Mayor pro tem Jane Newberry attended the meeting and gave a report to Mayor Lorrie Worthey and the trustees July 16. “Correct me if I'm wrong, but I think we made some really good inroads and answered some questions,” she said. “There are some things we can't answer by law but we did answer some procedural questions. I felt pretty good about it.”

According to Newberry's notes, the group discussed a move to un-incorporate the town, complained about the delay in the video-taping of board meetings as well as the lack of communication between the board and the citizens.

On the issue of the recall, Newberry wrote that Billie Harwood reported that she has secured an attorney to advise the group about recall procedures. Harwood is a summer resident from Texas.

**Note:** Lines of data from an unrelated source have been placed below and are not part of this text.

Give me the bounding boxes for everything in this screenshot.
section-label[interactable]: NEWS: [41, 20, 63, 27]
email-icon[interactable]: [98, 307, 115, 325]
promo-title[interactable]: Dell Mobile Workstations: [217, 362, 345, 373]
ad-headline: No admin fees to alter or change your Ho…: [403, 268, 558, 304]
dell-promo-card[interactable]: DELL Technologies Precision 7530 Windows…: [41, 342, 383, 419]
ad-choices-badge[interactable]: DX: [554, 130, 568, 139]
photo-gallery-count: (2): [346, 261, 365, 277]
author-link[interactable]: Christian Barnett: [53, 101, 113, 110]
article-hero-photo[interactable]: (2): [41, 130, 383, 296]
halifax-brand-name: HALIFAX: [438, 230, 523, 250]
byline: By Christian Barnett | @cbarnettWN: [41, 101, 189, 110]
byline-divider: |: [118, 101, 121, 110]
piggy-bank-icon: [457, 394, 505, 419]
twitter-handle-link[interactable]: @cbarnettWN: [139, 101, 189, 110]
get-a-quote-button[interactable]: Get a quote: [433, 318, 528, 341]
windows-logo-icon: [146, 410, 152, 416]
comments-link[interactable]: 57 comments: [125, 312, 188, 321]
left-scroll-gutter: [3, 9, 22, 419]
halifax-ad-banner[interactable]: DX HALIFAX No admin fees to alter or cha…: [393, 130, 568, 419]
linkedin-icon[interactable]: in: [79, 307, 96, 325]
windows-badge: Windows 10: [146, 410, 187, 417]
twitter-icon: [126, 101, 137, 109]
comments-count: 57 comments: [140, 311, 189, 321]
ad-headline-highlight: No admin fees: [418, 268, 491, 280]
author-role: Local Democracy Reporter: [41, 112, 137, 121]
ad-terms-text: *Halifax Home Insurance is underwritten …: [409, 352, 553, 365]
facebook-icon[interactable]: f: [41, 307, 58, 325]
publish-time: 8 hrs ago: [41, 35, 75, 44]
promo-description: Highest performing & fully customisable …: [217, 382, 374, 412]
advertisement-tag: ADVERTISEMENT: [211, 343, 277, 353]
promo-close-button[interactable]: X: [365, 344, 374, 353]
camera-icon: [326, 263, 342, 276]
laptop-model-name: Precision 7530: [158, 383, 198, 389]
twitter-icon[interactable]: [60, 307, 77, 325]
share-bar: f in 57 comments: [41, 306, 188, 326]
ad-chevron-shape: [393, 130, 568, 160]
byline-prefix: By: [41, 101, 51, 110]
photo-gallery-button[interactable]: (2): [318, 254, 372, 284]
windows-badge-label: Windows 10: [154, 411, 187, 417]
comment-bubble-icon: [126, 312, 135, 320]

Worthey bristled at Newberry's notes stating that Judy Lofland Weidner “informed the group that Mayor Worthey is trying to get the $60 fee waived to receive state archives for Green Mountain Falls and if she cannot get the fee waived, Mayor Worthey will pay the fee herself.”

Worthey kept her cool but denied the report. “I am not getting involved with this, never said anything about paying money and the $60 fee,” she said. “I want to make that public, that this is incorrect.”

Newberry stood her ground. “I just wrote down what people said,” she said.

The next day, Worthey commented, “It is not true that I offered to pay the $60 fee,” she said. “I don't know where that came from. As an elected official I was not involved in the request for the archives or the town charter.”

At the request of Dick Lackmond, Worthey set the board meeting of Aug. 6 for a public discussion.